In the 2025 Delhi Assembly election, Kailash Gahlot of the BJP was elected as the MLA from Bijwasan, defeating the incumbent Bhupinder Singh Joon. Joon, who had previously won in 2020 representing the Aam Aadmi Party, switched allegiance to the BJP shortly before the election.

Aarti Yadav continues to serve as the elected MCD councillor from Ward 132 (Kapashera), representing AAP. She was earlier elected as an independent in 2017, joined BJP in 2019, and later moved to AAP in 2021 citing governance issues within the BJP.

==Demographics==

According to the 2011 Census of India, Kapashera had a population of 74,073, comprising 50,123 males (68%) and 23,950 females (32%). The average literacy rate stood at 90.34%, which was higher than the Delhi state average of 86.21%. Male literacy was around 92.35%, while female literacy was 82.13%. Children below the age of six made up 13.72% of the population.

As of As of 2025, the population of Kapashera is unofficially estimated to exceed 100,000 due to continuous migration and proximity to major industrial zones such as Udyog Vihar and IMT Manesar. The population is largely composed of:

- Long-term migrants: Workers who have settled in the area for over a decade, many of whom have transitioned into the local housing economy.
- Short-term labor migrants: Individuals residing in rented accommodations for work, often on 6–12 month contracts.
- Local residents: Accounting for less than 10% of the population, many are engaged in property rentals and support services.

The area also features the popular Fun N Food Village, an amusement and water park that serves as a key recreational attraction. Kapashera shares a border with Gurgaon, Haryana, making it a significant transit zone between Delhi and the neighboring state.

==Growth in Recent Decade==
Kapashera has grown at an unprecedented rate because of rapid industrialization around the area such as Udhyog Vihar Industrial Area and Maruti Factory in Gurgaon.

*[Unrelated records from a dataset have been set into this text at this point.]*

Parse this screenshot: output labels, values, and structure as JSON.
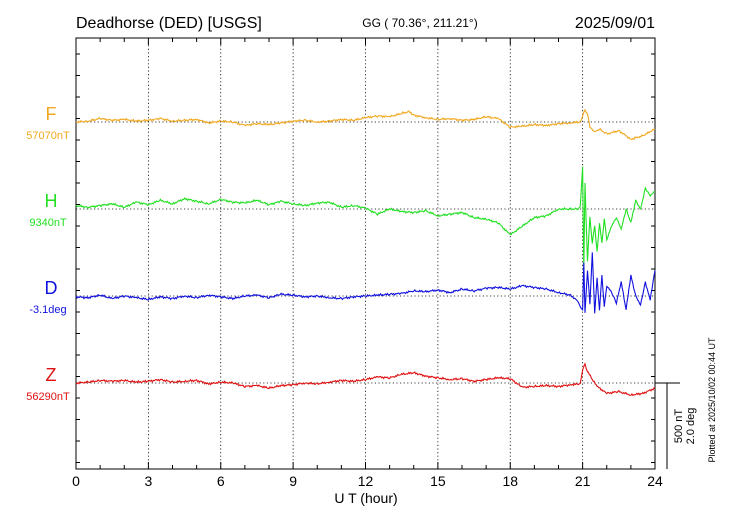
{
  "chart_data": {
    "type": "line",
    "title": "Deadhorse (DED)  [USGS]",
    "subtitle": "GG ( 70.36°, 211.21°)",
    "date": "2025/09/01",
    "xlabel": "U T (hour)",
    "xlim": [
      0,
      24
    ],
    "xticks": [
      0,
      3,
      6,
      9,
      12,
      15,
      18,
      21,
      24
    ],
    "xtick_labels": [
      "0",
      "3",
      "6",
      "9",
      "12",
      "15",
      "18",
      "21",
      "24"
    ],
    "grid": true,
    "scale_bar": {
      "label_nt": "500 nT",
      "label_deg": "2.0 deg"
    },
    "footer": "Plotted at 2025/10/02 00:44 UT",
    "series": [
      {
        "name": "F",
        "baseline_label": "57070nT",
        "color": "#f0a820",
        "x": [
          0,
          0.5,
          1,
          1.5,
          2,
          2.5,
          3,
          3.5,
          4,
          4.5,
          5,
          5.5,
          6,
          6.5,
          7,
          7.5,
          8,
          8.5,
          9,
          9.5,
          10,
          10.5,
          11,
          11.5,
          12,
          12.5,
          13,
          13.5,
          13.8,
          14,
          14.5,
          15,
          15.5,
          16,
          16.5,
          17,
          17.5,
          18,
          18.5,
          19,
          19.5,
          20,
          20.5,
          20.9,
          21,
          21.1,
          21.2,
          21.3,
          21.5,
          21.7,
          22,
          22.5,
          23,
          23.5,
          24
        ],
        "values": [
          0,
          5,
          20,
          10,
          15,
          5,
          10,
          20,
          5,
          10,
          15,
          -5,
          5,
          0,
          -20,
          -10,
          -15,
          -5,
          5,
          10,
          0,
          5,
          15,
          10,
          25,
          35,
          30,
          50,
          60,
          40,
          25,
          15,
          20,
          10,
          15,
          30,
          20,
          -30,
          -25,
          -15,
          -20,
          -10,
          -5,
          0,
          40,
          70,
          50,
          -30,
          -60,
          -40,
          -70,
          -50,
          -100,
          -80,
          -40
        ]
      },
      {
        "name": "H",
        "baseline_label": "9340nT",
        "color": "#22e022",
        "x": [
          0,
          0.5,
          1,
          1.5,
          2,
          2.5,
          3,
          3.5,
          4,
          4.5,
          5,
          5.5,
          6,
          6.5,
          7,
          7.5,
          8,
          8.5,
          9,
          9.5,
          10,
          10.5,
          11,
          11.5,
          12,
          12.5,
          13,
          13.5,
          14,
          14.5,
          15,
          15.5,
          16,
          16.5,
          17,
          17.5,
          18,
          18.5,
          19,
          19.5,
          20,
          20.5,
          20.8,
          20.9,
          21,
          21.05,
          21.1,
          21.2,
          21.3,
          21.4,
          21.5,
          21.6,
          21.7,
          21.8,
          21.9,
          22,
          22.2,
          22.4,
          22.6,
          22.8,
          23,
          23.2,
          23.4,
          23.6,
          23.8,
          24
        ],
        "values": [
          20,
          10,
          20,
          30,
          10,
          40,
          25,
          50,
          30,
          60,
          45,
          30,
          55,
          40,
          35,
          50,
          25,
          45,
          30,
          20,
          35,
          40,
          10,
          20,
          5,
          -30,
          0,
          -15,
          -20,
          -10,
          -40,
          -30,
          -20,
          -50,
          -60,
          -80,
          -150,
          -100,
          -50,
          -40,
          0,
          0,
          0,
          10,
          250,
          -350,
          150,
          -300,
          -50,
          -200,
          -100,
          -250,
          -80,
          -200,
          -50,
          -180,
          -100,
          -50,
          -120,
          0,
          -80,
          50,
          0,
          120,
          80,
          100
        ]
      },
      {
        "name": "D",
        "baseline_label": "-3.1deg",
        "color": "#1010e0",
        "x": [
          0,
          0.5,
          1,
          1.5,
          2,
          2.5,
          3,
          3.5,
          4,
          4.5,
          5,
          5.5,
          6,
          6.5,
          7,
          7.5,
          8,
          8.5,
          9,
          9.5,
          10,
          10.5,
          11,
          11.5,
          12,
          12.5,
          13,
          13.5,
          14,
          14.5,
          15,
          15.5,
          16,
          16.5,
          17,
          17.5,
          18,
          18.5,
          19,
          19.5,
          20,
          20.5,
          20.8,
          20.9,
          21,
          21.05,
          21.1,
          21.2,
          21.3,
          21.4,
          21.5,
          21.6,
          21.7,
          21.8,
          21.9,
          22,
          22.2,
          22.4,
          22.6,
          22.8,
          23,
          23.2,
          23.4,
          23.6,
          23.8,
          24
        ],
        "values": [
          -5,
          -10,
          5,
          -15,
          0,
          -10,
          -20,
          -5,
          -15,
          0,
          -10,
          5,
          -5,
          -15,
          0,
          5,
          -10,
          10,
          5,
          -5,
          0,
          -10,
          -15,
          -5,
          0,
          5,
          10,
          15,
          30,
          25,
          35,
          20,
          40,
          30,
          45,
          50,
          40,
          60,
          50,
          40,
          20,
          5,
          -30,
          -60,
          -80,
          200,
          -100,
          150,
          -50,
          250,
          -100,
          100,
          -80,
          120,
          -60,
          60,
          20,
          -40,
          80,
          -80,
          120,
          0,
          -50,
          80,
          -20,
          150
        ]
      },
      {
        "name": "Z",
        "baseline_label": "56290nT",
        "color": "#e01010",
        "x": [
          0,
          0.5,
          1,
          1.5,
          2,
          2.5,
          3,
          3.5,
          4,
          4.5,
          5,
          5.5,
          6,
          6.5,
          7,
          7.5,
          8,
          8.5,
          9,
          9.5,
          10,
          10.5,
          11,
          11.5,
          12,
          12.5,
          13,
          13.5,
          14,
          14.5,
          15,
          15.5,
          16,
          16.5,
          17,
          17.5,
          18,
          18.5,
          19,
          19.5,
          20,
          20.5,
          20.9,
          21,
          21.1,
          21.2,
          21.4,
          21.6,
          22,
          22.5,
          23,
          23.5,
          24
        ],
        "values": [
          0,
          5,
          15,
          10,
          15,
          5,
          10,
          20,
          5,
          10,
          15,
          -5,
          5,
          0,
          -20,
          -15,
          -30,
          -15,
          -10,
          0,
          -5,
          5,
          15,
          10,
          20,
          35,
          30,
          50,
          60,
          40,
          30,
          20,
          25,
          10,
          20,
          30,
          25,
          -25,
          -20,
          -15,
          -20,
          -10,
          -5,
          80,
          110,
          70,
          20,
          -20,
          -60,
          -50,
          -70,
          -60,
          -30
        ]
      }
    ]
  }
}
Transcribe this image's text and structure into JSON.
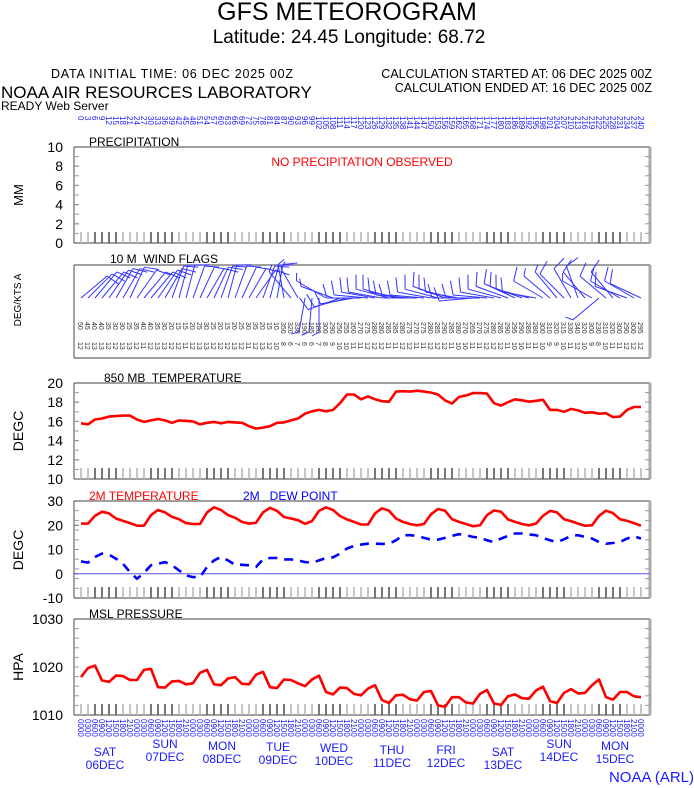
{
  "header": {
    "title": "GFS METEOROGRAM",
    "location": "Latitude: 24.45 Longitude:  68.72",
    "data_initial_time": "DATA INITIAL TIME: 06 DEC 2025 00Z",
    "calc_started": "CALCULATION STARTED AT: 06 DEC 2025 00Z",
    "calc_ended": "CALCULATION ENDED AT: 16 DEC 2025 00Z",
    "org": "NOAA AIR RESOURCES LABORATORY",
    "server": "READY Web Server"
  },
  "footer": {
    "credit": "NOAA (ARL)",
    "days": [
      {
        "dow": "SAT",
        "date": "06DEC"
      },
      {
        "dow": "SUN",
        "date": "07DEC"
      },
      {
        "dow": "MON",
        "date": "08DEC"
      },
      {
        "dow": "TUE",
        "date": "09DEC"
      },
      {
        "dow": "WED",
        "date": "10DEC"
      },
      {
        "dow": "THU",
        "date": "11DEC"
      },
      {
        "dow": "FRI",
        "date": "12DEC"
      },
      {
        "dow": "SAT",
        "date": "13DEC"
      },
      {
        "dow": "SUN",
        "date": "14DEC"
      },
      {
        "dow": "MON",
        "date": "15DEC"
      }
    ]
  },
  "colors": {
    "temp": "#ff0000",
    "dew": "#0000ff",
    "label": "#1a1aff",
    "axis": "#555555",
    "tick_gray": "#b8b8b8"
  },
  "forecast_hours": [
    0,
    3,
    6,
    9,
    12,
    15,
    18,
    21,
    24,
    27,
    30,
    33,
    36,
    39,
    42,
    45,
    48,
    51,
    54,
    57,
    60,
    63,
    66,
    69,
    72,
    75,
    78,
    81,
    84,
    87,
    90,
    93,
    96,
    99,
    102,
    105,
    108,
    111,
    114,
    117,
    120,
    123,
    126,
    129,
    132,
    135,
    138,
    141,
    144,
    147,
    150,
    153,
    156,
    159,
    162,
    165,
    168,
    171,
    174,
    177,
    180,
    183,
    186,
    189,
    192,
    195,
    198,
    201,
    204,
    207,
    210,
    213,
    216,
    219,
    222,
    225,
    228,
    231,
    234,
    237,
    240
  ],
  "chart_data": [
    {
      "type": "line",
      "title": "PRECIPITATION",
      "ylabel": "MM",
      "ylim": [
        0,
        10
      ],
      "yticks": [
        "0",
        "2",
        "4",
        "6",
        "8",
        "10"
      ],
      "annotation": "NO PRECIPITATION OBSERVED",
      "series": []
    },
    {
      "type": "wind-barbs",
      "title": "10 M  WIND FLAGS",
      "ylabel": "DEG/KTS A",
      "direction_deg": [
        50,
        45,
        40,
        40,
        35,
        30,
        30,
        25,
        35,
        40,
        40,
        35,
        30,
        20,
        15,
        15,
        20,
        25,
        30,
        25,
        20,
        15,
        20,
        25,
        30,
        35,
        20,
        15,
        10,
        350,
        320,
        330,
        190,
        185,
        180,
        300,
        290,
        250,
        255,
        260,
        270,
        275,
        280,
        280,
        285,
        285,
        280,
        275,
        270,
        275,
        280,
        285,
        290,
        285,
        280,
        270,
        265,
        270,
        275,
        280,
        285,
        290,
        295,
        290,
        285,
        280,
        300,
        310,
        320,
        315,
        330,
        340,
        320,
        300,
        230,
        310,
        320,
        300,
        290,
        300,
        295
      ],
      "speed_kts": [
        12,
        12,
        13,
        13,
        12,
        12,
        13,
        13,
        12,
        11,
        12,
        13,
        13,
        12,
        12,
        11,
        12,
        13,
        13,
        12,
        12,
        12,
        13,
        12,
        11,
        12,
        13,
        12,
        10,
        8,
        6,
        7,
        6,
        6,
        7,
        8,
        9,
        10,
        10,
        11,
        11,
        12,
        12,
        12,
        11,
        11,
        12,
        12,
        11,
        11,
        12,
        12,
        12,
        11,
        10,
        10,
        11,
        11,
        12,
        12,
        12,
        11,
        10,
        10,
        11,
        11,
        10,
        9,
        9,
        10,
        11,
        12,
        10,
        9,
        8,
        10,
        11,
        11,
        12,
        12,
        12
      ]
    },
    {
      "type": "line",
      "title": "850 MB  TEMPERATURE",
      "ylabel": "DEGC",
      "ylim": [
        10,
        20
      ],
      "yticks": [
        "10",
        "12",
        "14",
        "16",
        "18",
        "20"
      ],
      "series": [
        {
          "name": "850 MB TEMPERATURE",
          "values": [
            15.8,
            15.7,
            16.2,
            16.3,
            16.5,
            16.55,
            16.6,
            16.6,
            16.2,
            15.95,
            16.1,
            16.25,
            16.1,
            15.85,
            16.1,
            16.05,
            16.0,
            15.7,
            15.85,
            15.95,
            15.8,
            15.95,
            15.9,
            15.85,
            15.5,
            15.25,
            15.35,
            15.5,
            15.85,
            15.9,
            16.1,
            16.3,
            16.8,
            17.05,
            17.2,
            17.05,
            17.2,
            17.9,
            18.8,
            18.8,
            18.3,
            18.6,
            18.3,
            18.1,
            18.05,
            19.1,
            19.15,
            19.1,
            19.2,
            19.1,
            19.0,
            18.8,
            18.2,
            17.85,
            18.55,
            18.7,
            18.95,
            18.95,
            18.9,
            17.9,
            17.65,
            18.0,
            18.3,
            18.2,
            18.05,
            18.15,
            18.25,
            17.2,
            17.2,
            17.0,
            17.3,
            17.15,
            16.9,
            16.95,
            16.8,
            16.85,
            16.45,
            16.5,
            17.2,
            17.5,
            17.5
          ]
        }
      ]
    },
    {
      "type": "line",
      "title": "2M TEMPERATURE",
      "title2": "2M   DEW POINT",
      "ylabel": "DEGC",
      "ylim": [
        -10,
        30
      ],
      "yticks": [
        "-10",
        "0",
        "10",
        "20",
        "30"
      ],
      "series": [
        {
          "name": "2M TEMPERATURE",
          "values": [
            20.7,
            20.7,
            23.9,
            25.6,
            24.9,
            22.8,
            21.8,
            20.9,
            19.8,
            19.8,
            24.2,
            26.3,
            25.3,
            23.5,
            22.5,
            20.9,
            20.5,
            20.5,
            25.3,
            27.4,
            26.3,
            24.2,
            23.1,
            21.4,
            20.7,
            21.0,
            25.3,
            27.2,
            25.9,
            23.4,
            22.8,
            22.1,
            20.6,
            21.7,
            25.9,
            27.4,
            26.3,
            23.8,
            22.4,
            21.4,
            20.3,
            20.3,
            24.9,
            27.0,
            26.0,
            22.8,
            21.4,
            20.5,
            20.0,
            20.5,
            24.5,
            26.7,
            26.0,
            22.5,
            21.4,
            20.5,
            19.6,
            20.0,
            24.2,
            26.1,
            25.6,
            22.4,
            21.4,
            20.5,
            20.0,
            20.7,
            23.9,
            25.9,
            25.3,
            22.5,
            21.7,
            20.7,
            19.8,
            20.0,
            23.9,
            26.0,
            25.0,
            22.5,
            21.8,
            20.9,
            19.8
          ]
        },
        {
          "name": "2M DEW POINT",
          "values": [
            5.1,
            4.6,
            6.9,
            8.3,
            7.9,
            6.2,
            4.1,
            0.7,
            -2.1,
            0.4,
            3.5,
            4.1,
            4.8,
            3.5,
            1.4,
            -0.7,
            -1.4,
            -1.4,
            2.8,
            5.5,
            6.9,
            5.5,
            3.7,
            3.7,
            3.5,
            2.8,
            5.9,
            6.5,
            6.5,
            5.9,
            5.9,
            5.5,
            4.8,
            4.6,
            5.5,
            6.5,
            6.8,
            8.3,
            10.4,
            11.5,
            12.0,
            12.4,
            12.4,
            12.3,
            12.4,
            13.8,
            15.9,
            15.9,
            15.6,
            14.8,
            14.1,
            14.1,
            14.8,
            15.6,
            16.3,
            15.9,
            15.2,
            14.8,
            13.8,
            13.1,
            14.5,
            15.6,
            16.6,
            16.6,
            16.2,
            15.9,
            14.8,
            13.8,
            13.1,
            14.2,
            15.6,
            15.9,
            15.2,
            14.5,
            13.1,
            12.4,
            12.7,
            13.1,
            14.5,
            15.5,
            14.5
          ]
        }
      ]
    },
    {
      "type": "line",
      "title": "MSL PRESSURE",
      "ylabel": "HPA",
      "ylim": [
        1010,
        1030
      ],
      "yticks": [
        "1010",
        "1020",
        "1030"
      ],
      "series": [
        {
          "name": "MSL PRESSURE",
          "values": [
            1017.9,
            1019.8,
            1020.3,
            1017.2,
            1016.9,
            1018.2,
            1018.1,
            1017.3,
            1017.3,
            1019.4,
            1019.6,
            1015.8,
            1015.7,
            1017.0,
            1017.1,
            1016.4,
            1016.6,
            1018.8,
            1019.4,
            1016.4,
            1016.2,
            1017.6,
            1017.9,
            1016.5,
            1016.4,
            1018.4,
            1019.0,
            1015.8,
            1015.6,
            1017.4,
            1017.3,
            1016.6,
            1016.0,
            1017.4,
            1018.2,
            1014.8,
            1014.3,
            1015.7,
            1015.6,
            1014.4,
            1014.1,
            1015.5,
            1016.2,
            1013.1,
            1012.5,
            1014.1,
            1014.2,
            1013.3,
            1013.0,
            1014.8,
            1015.0,
            1012.0,
            1011.7,
            1013.7,
            1013.7,
            1012.6,
            1012.4,
            1014.4,
            1015.2,
            1012.4,
            1012.1,
            1013.9,
            1014.3,
            1013.5,
            1013.4,
            1015.1,
            1015.9,
            1012.9,
            1012.5,
            1014.6,
            1015.4,
            1014.5,
            1014.6,
            1016.2,
            1017.4,
            1013.7,
            1013.2,
            1014.8,
            1014.8,
            1013.9,
            1013.7
          ]
        }
      ]
    }
  ]
}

The area is also under a DDA redevelopment zone and it is expected that it will grow even faster in the 2020s.

Due to industrialisation, migrants now have a sizable population and most of the natives are in the rent business.

In 2001, the population was 20,000 and in 2011, the population was 75,000, a 400% increase.
Now the city has population of 5,00,000.

==Groundwater and Land Subsidence==
A study published in Nature scientific report reports that land is sinking down in Delhi due to groundwater overpumping.